Last year, I accidentally gained twenty pounds. When I was younger, this would have been devastating, but now I kind of think I like that in a person. I grew up underfeeding myself on many levels, and the fact that I spent twelve months grossly overestimating the amount of food I need is a sort of accomplishment. Sure, I’d much rather continue to eat peanut butter recreationally than go on Weight Watchers, but there’s that small but sure sense of what this extra flesh represents that makes losing it not seem all that bad. Yet while I see the parallels between how I see this setback and how I might see my writing setbacks, the transfer of attitude is not a simple one. For one, I don’t really care anymore what the scale says, but it’s also true that falling behind in my writing is so discouraging in large part because I’m always anxious to leap ahead.

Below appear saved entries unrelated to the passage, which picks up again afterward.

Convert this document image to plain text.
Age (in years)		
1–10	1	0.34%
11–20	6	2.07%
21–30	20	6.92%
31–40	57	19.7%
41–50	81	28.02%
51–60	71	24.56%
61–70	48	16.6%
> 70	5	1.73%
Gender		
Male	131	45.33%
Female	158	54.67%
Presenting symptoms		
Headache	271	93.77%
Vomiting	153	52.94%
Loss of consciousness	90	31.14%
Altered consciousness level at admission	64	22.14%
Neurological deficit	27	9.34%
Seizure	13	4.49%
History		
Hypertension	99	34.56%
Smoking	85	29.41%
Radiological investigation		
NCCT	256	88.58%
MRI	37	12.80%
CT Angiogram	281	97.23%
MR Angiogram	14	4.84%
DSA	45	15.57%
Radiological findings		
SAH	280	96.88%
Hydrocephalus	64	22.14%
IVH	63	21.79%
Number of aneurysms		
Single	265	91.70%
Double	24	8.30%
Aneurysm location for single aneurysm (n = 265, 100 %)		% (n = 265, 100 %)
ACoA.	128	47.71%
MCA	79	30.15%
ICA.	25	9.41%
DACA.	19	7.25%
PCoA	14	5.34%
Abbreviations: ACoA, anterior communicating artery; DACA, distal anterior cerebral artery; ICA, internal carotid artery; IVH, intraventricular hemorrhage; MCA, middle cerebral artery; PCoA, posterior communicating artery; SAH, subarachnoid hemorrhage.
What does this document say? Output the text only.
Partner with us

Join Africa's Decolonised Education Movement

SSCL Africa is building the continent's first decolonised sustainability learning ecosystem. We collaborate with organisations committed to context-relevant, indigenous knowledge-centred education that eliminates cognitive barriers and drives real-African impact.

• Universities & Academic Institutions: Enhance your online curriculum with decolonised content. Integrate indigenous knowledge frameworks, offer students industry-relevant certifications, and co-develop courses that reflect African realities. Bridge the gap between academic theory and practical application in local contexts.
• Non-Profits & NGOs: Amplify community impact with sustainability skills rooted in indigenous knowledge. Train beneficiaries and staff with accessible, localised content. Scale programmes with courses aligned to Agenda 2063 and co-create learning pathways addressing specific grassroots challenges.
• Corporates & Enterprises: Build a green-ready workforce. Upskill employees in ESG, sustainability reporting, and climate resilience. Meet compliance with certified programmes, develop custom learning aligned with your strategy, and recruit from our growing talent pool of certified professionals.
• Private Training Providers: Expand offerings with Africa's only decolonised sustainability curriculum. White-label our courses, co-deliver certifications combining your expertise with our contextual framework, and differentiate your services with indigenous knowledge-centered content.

The irony, of course, is that the non-linearity goes both ways. Sometimes I’ll find myself punching out nearly whole chapters in quick succession with little warning that they’re on their way. And it’s unlikely that I’ll get to enjoy that aspect of the writing experience without also incorporating its opposite – those weeks when I can’t seem to pull together a single sentence I like, or, say, when I realize that the first 7/8 of my new novel needs to be entirely restructured.

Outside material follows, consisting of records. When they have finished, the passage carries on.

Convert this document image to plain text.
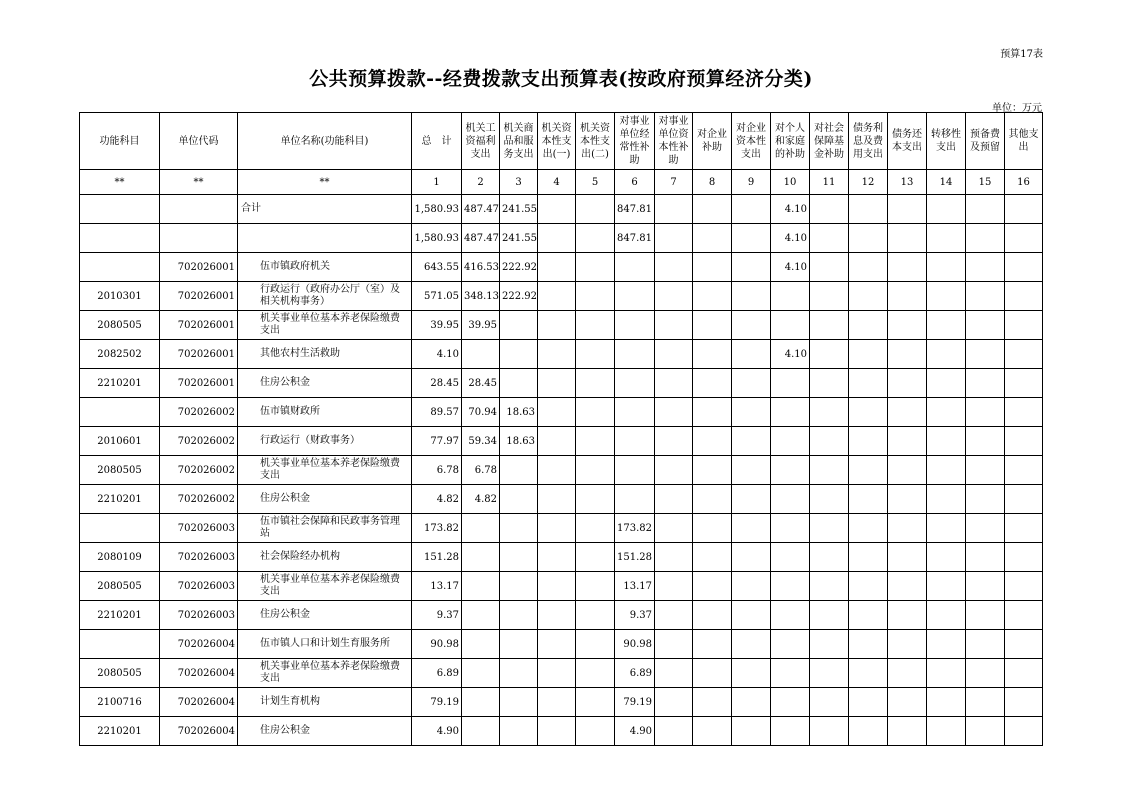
预算17表
公共预算拨款--经费拨款支出预算表(按政府预算经济分类)
单位：万元
功能科目	单位代码	单位名称(功能科目)	总　计	机关工资福利支出	机关商品和服务支出	机关资本性支出(一)	机关资本性支出(二)	对事业单位经常性补助	对事业单位资本性补助	对企业补助	对企业资本性支出	对个人和家庭的补助	对社会保障基金补助	债务利息及费用支出	债务还本支出	转移性支出	预备费及预留	其他支出
**	**	**	1	2	3	4	5	6	7	8	9	10	11	12	13	14	15	16
		合计	1,580.93	487.47	241.55			847.81				4.10						
			1,580.93	487.47	241.55			847.81				4.10						
	702026001	伍市镇政府机关	643.55	416.53	222.92							4.10						
2010301	702026001	行政运行（政府办公厅（室）及相关机构事务）	571.05	348.13	222.92													
2080505	702026001	机关事业单位基本养老保险缴费支出	39.95	39.95														
2082502	702026001	其他农村生活救助	4.10									4.10						
2210201	702026001	住房公积金	28.45	28.45														
	702026002	伍市镇财政所	89.57	70.94	18.63													
2010601	702026002	行政运行（财政事务）	77.97	59.34	18.63													
2080505	702026002	机关事业单位基本养老保险缴费支出	6.78	6.78														
2210201	702026002	住房公积金	4.82	4.82														
	702026003	伍市镇社会保障和民政事务管理站	173.82					173.82										
2080109	702026003	社会保险经办机构	151.28					151.28										
2080505	702026003	机关事业单位基本养老保险缴费支出	13.17					13.17										
2210201	702026003	住房公积金	9.37					9.37										
	702026004	伍市镇人口和计划生育服务所	90.98					90.98										
2080505	702026004	机关事业单位基本养老保险缴费支出	6.89					6.89										
2100716	702026004	计划生育机构	79.19					79.19										
2210201	702026004	住房公积金	4.90					4.90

As I write this, I wonder if part of my own trouble lies in a failure to completely trust this process. Engaging wholeheartedly in a linear process seems so logical and intellectual, while committing to a non-linear one feels like a shaky leap of faith I might regret later. But there must be a profound sensibility to non-linearity, too, given how often it appears – and flourishes – when allowed to run its course in creative work. So maybe the trick isn’t so much to learn to welcome these setbacks, but to see them as a fundamental part of a larger system, to understand that it’s the meaning I attribute to the process that often gets in my way, not the process itself.